My own guess is that they are obscure and faintly mundane people whose activities are seldom reported in the newspapers: Chinese businessmen, say, planning some strategic assault on the markets of the West; hedge fund executives hunkered down in their Midwestern silos.
It is the same with literature. Some years ago the late Martin Seymour-Smith produced a compendium of the world's most influential books, a defiantly highbrow affair in which Tolstoy, Kant and Wittgenstein grandly predominated. I remember thinking that the two most influential books published in Britain in the 20th century – "influential" being defined as having a measurable, long-term effect on ordinary people – were probably the bound volume of the Beveridge Report and the Second World War infantry training manual.
The publication of Zadie Smith's essay collection Changing My Mind, and the deluge of photos of Ms Smith looking anguished and soulful, reminded me of a neat little demonstration I once witnessed of the way in which the literary world works – or rather the way in which the media works when it decides to take an interest in books.

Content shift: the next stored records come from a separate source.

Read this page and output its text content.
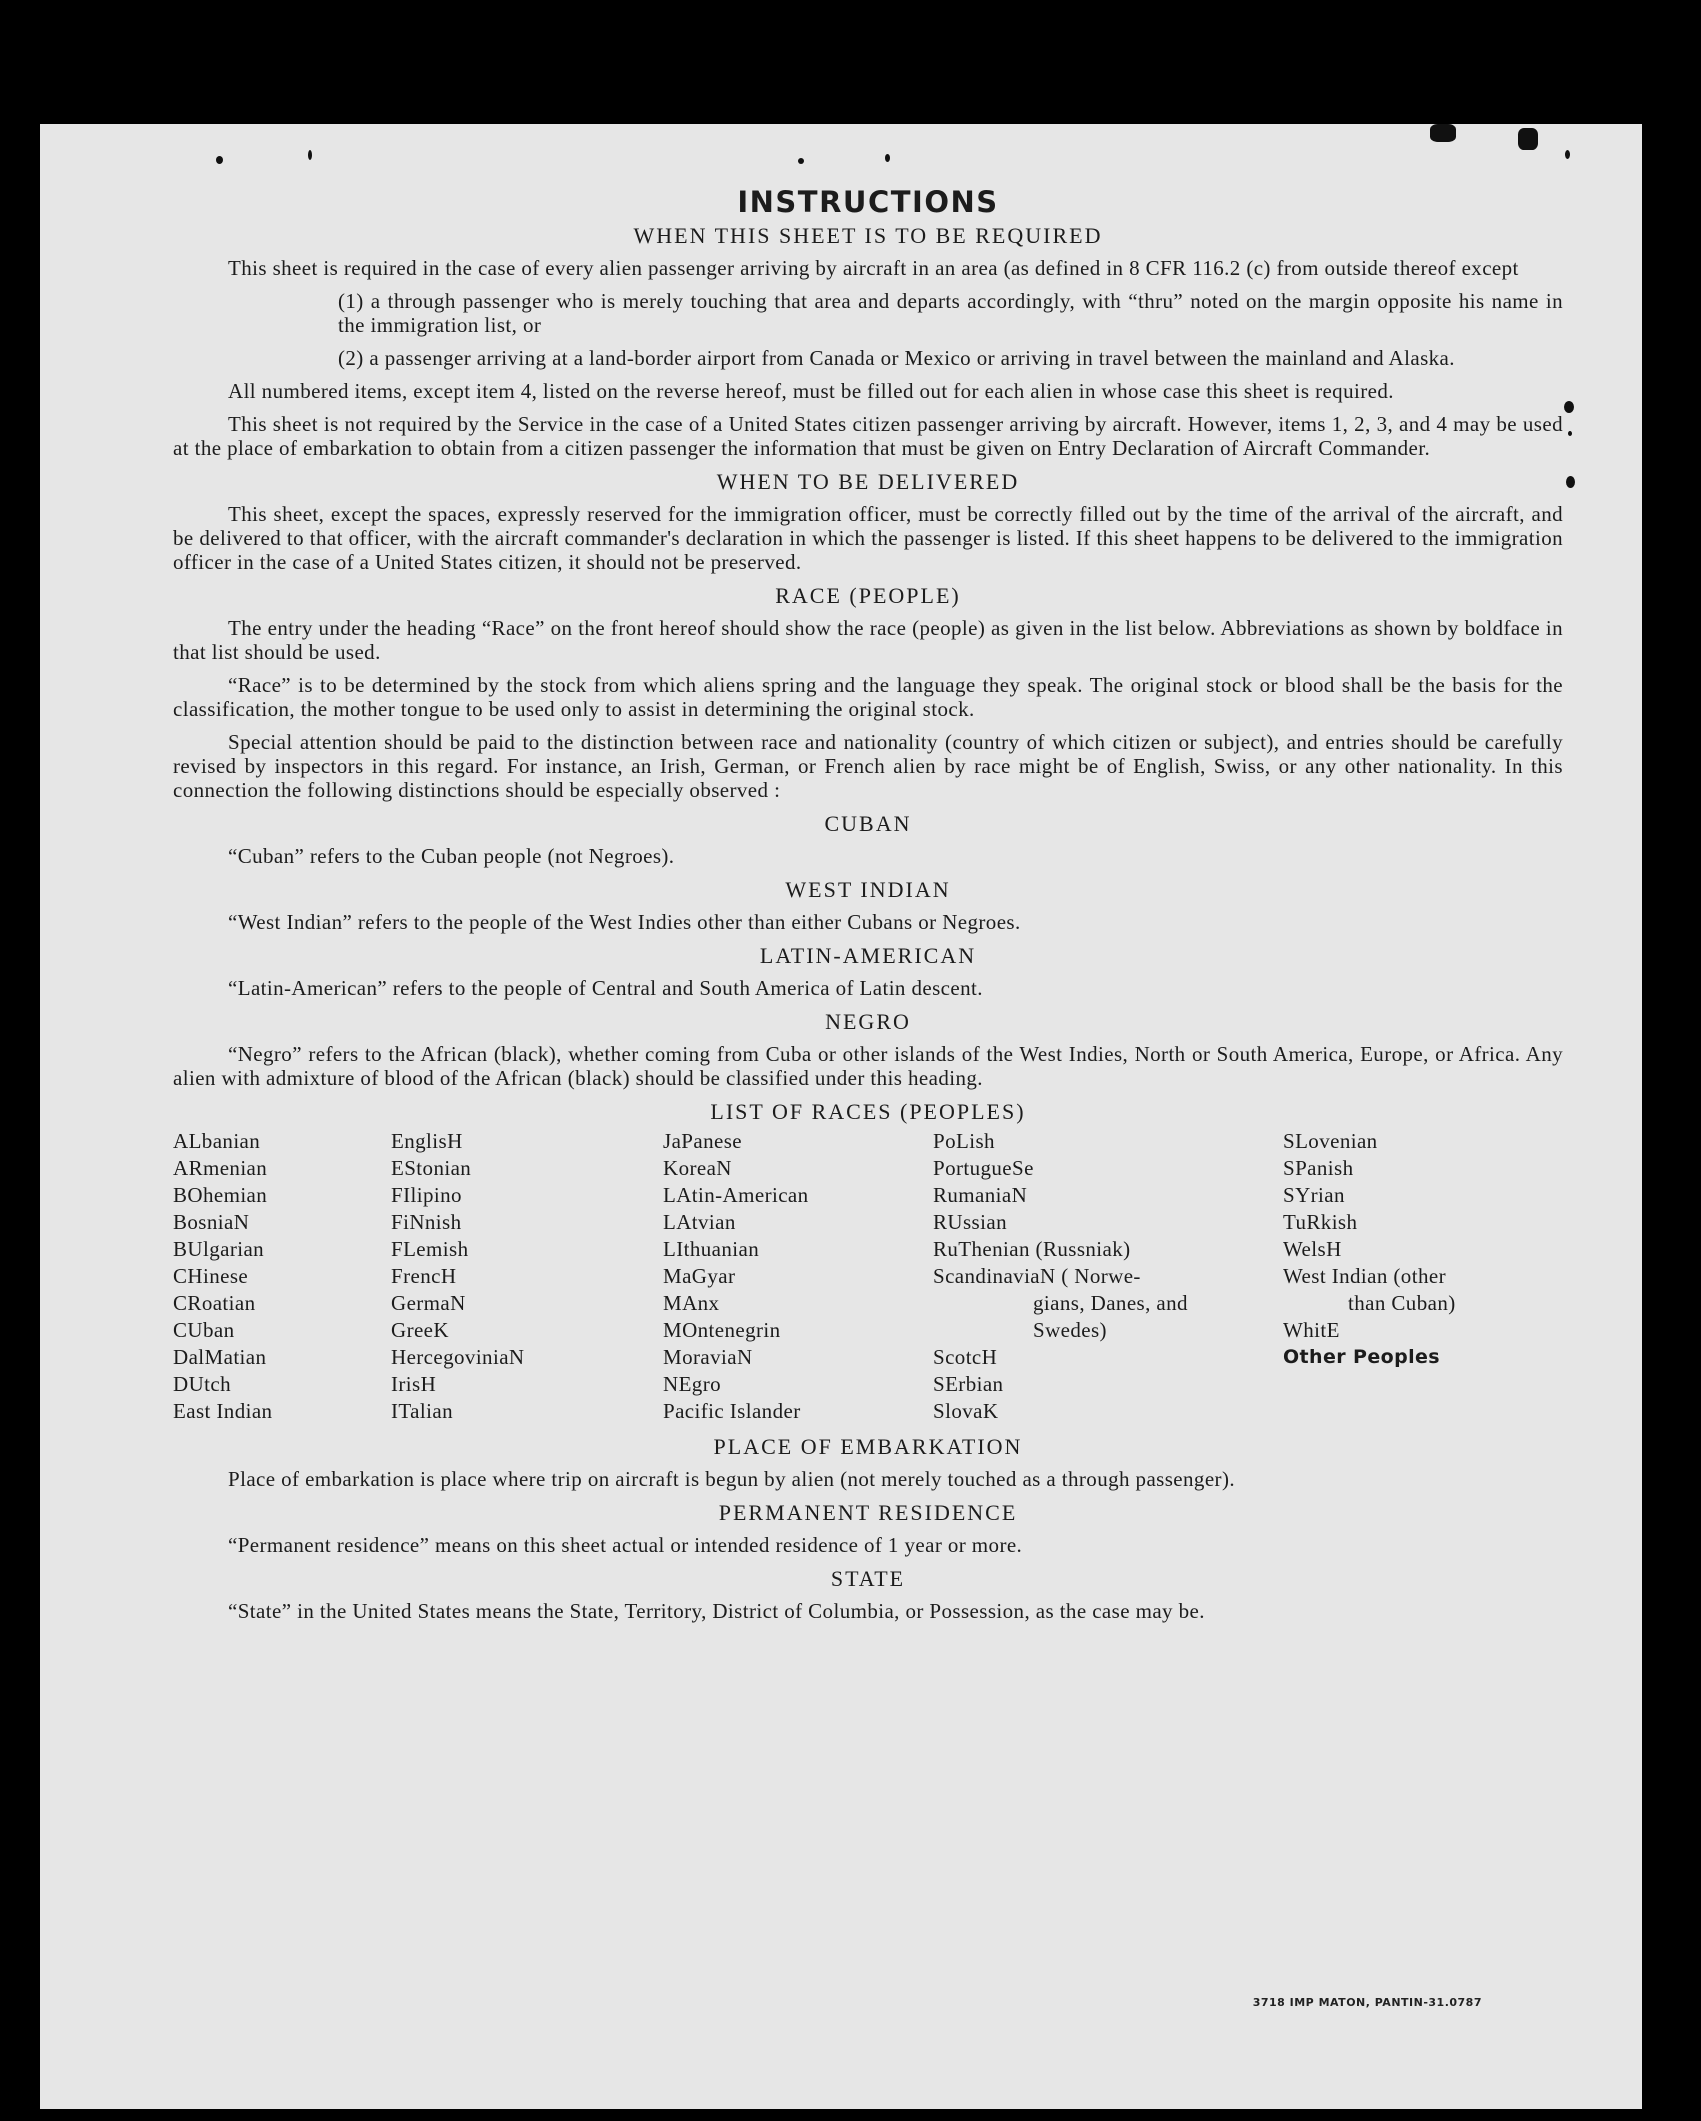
INSTRUCTIONS
WHEN THIS SHEET IS TO BE REQUIRED

This sheet is required in the case of every alien passenger arriving by aircraft in an area (as defined in 8 CFR 116.2 (c) from outside thereof except

(1) a through passenger who is merely touching that area and departs accordingly, with “thru” noted on the margin opposite his name in the immigration list, or

(2) a passenger arriving at a land-border airport from Canada or Mexico or arriving in travel between the mainland and Alaska.

All numbered items, except item 4, listed on the reverse hereof, must be filled out for each alien in whose case this sheet is required.

This sheet is not required by the Service in the case of a United States citizen passenger arriving by aircraft. However, items 1, 2, 3, and 4 may be used at the place of embarkation to obtain from a citizen passenger the information that must be given on Entry Declaration of Aircraft Commander.

WHEN TO BE DELIVERED

This sheet, except the spaces, expressly reserved for the immigration officer, must be correctly filled out by the time of the arrival of the aircraft, and be delivered to that officer, with the aircraft commander's declaration in which the passenger is listed. If this sheet happens to be delivered to the immigration officer in the case of a United States citizen, it should not be preserved.

RACE (PEOPLE)

The entry under the heading “Race” on the front hereof should show the race (people) as given in the list below. Abbreviations as shown by boldface in that list should be used.

“Race” is to be determined by the stock from which aliens spring and the language they speak. The original stock or blood shall be the basis for the classification, the mother tongue to be used only to assist in determining the original stock.

Special attention should be paid to the distinction between race and nationality (country of which citizen or subject), and entries should be carefully revised by inspectors in this regard. For instance, an Irish, German, or French alien by race might be of English, Swiss, or any other nationality. In this connection the following distinctions should be especially observed :

CUBAN

“Cuban” refers to the Cuban people (not Negroes).

WEST INDIAN

“West Indian” refers to the people of the West Indies other than either Cubans or Negroes.

LATIN-AMERICAN

“Latin-American” refers to the people of Central and South America of Latin descent.

NEGRO

“Negro” refers to the African (black), whether coming from Cuba or other islands of the West Indies, North or South America, Europe, or Africa. Any alien with admixture of blood of the African (black) should be classified under this heading.

LIST OF RACES (PEOPLES)
ALbanian
ARmenian
BOhemian
BosniaN
BUlgarian
CHinese
CRoatian
CUban
DalMatian
DUtch
East Indian
EnglisH
EStonian
FIlipino
FiNnish
FLemish
FrencH
GermaN
GreeK
HercegoviniaN
IrisH
ITalian
JaPanese
KoreaN
LAtin-American
LAtvian
LIthuanian
MaGyar
MAnx
MOntenegrin
MoraviaN
NEgro
Pacific Islander
PoLish
PortugueSe
RumaniaN
RUssian
RuThenian (Russniak)
ScandinaviaN ( Norwe-
gians, Danes, and
Swedes)
ScotcH
SErbian
SlovaK
SLovenian
SPanish
SYrian
TuRkish
WelsH
West Indian (other
than Cuban)
WhitE
Other Peoples
PLACE OF EMBARKATION

Place of embarkation is place where trip on aircraft is begun by alien (not merely touched as a through passenger).

PERMANENT RESIDENCE

“Permanent residence” means on this sheet actual or intended residence of 1 year or more.

STATE

“State” in the United States means the State, Territory, District of Columbia, or Possession, as the case may be.

3718 IMP MATON, PANTIN-31.0787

This was the award of the 2001 John Llewellyn Rhys Prize. The judges, of whom I was one, unconvinced by the merits of White Teeth, which had already sold several hundred thousand copies, eventually succumbed to pressure and put the novel on the shortlist. Come the prize-giving, a flock of photographers descended on the Reform Club to photograph Ms Smith, but showed no interest at all in Edward Platt, the winner of the prize, while the judges were denounced by A N Wilson in the pages of The Daily Telegraph. To do Zadie Smith justice, she always seems faintly embarrassed about the media storm that swirls around her, and commendably unimpressed by the people who try to crack her up as a titan. Among other things, Changing My Mind contains no-nonsense critiques of her own three novels which are quite startling in their modesty. It would be mischievous of me to suggest that one or two of Ms Smith's senior contemporaries would profit by reading them.
As the first decade of the 21st century falters to a close, culture sections and music papers have been aflame with "best of" lists. These have not lacked controversy. The New Musical Express's choice of its top 50 albums, in particular, has been criticised for an incorrigible white-guitar-pop bias, which saw the Strokes, the Libertines, Primal Scream and the Arctic Monkeys shunted into the top four spots. On the other hand, the NME can hardly be blamed for appeasing the prejudices of its readers. As a devotee of the magazine in its late 1970's heyday, I can vividly remember my own attitude to the "black" music continually pressed upon me: soul – marvellous, uplifting, fab; funk – interesting up to a point; reggae – world's most boring music; how can anyone be interested in Bob Marley?; disco – oh please!
As for contemporary "urban" music, it is impossible to look at one of those R&B videos full of proudly lofted bling and foxily gyrating babes without wanting to giggle. But this is a taste issue, not a racial one. If it comes to that, I don't much like Primal Scream and the Libertines, but I can quite see why they appeal to readers of the NME, while Dizzee Rascal doesn't.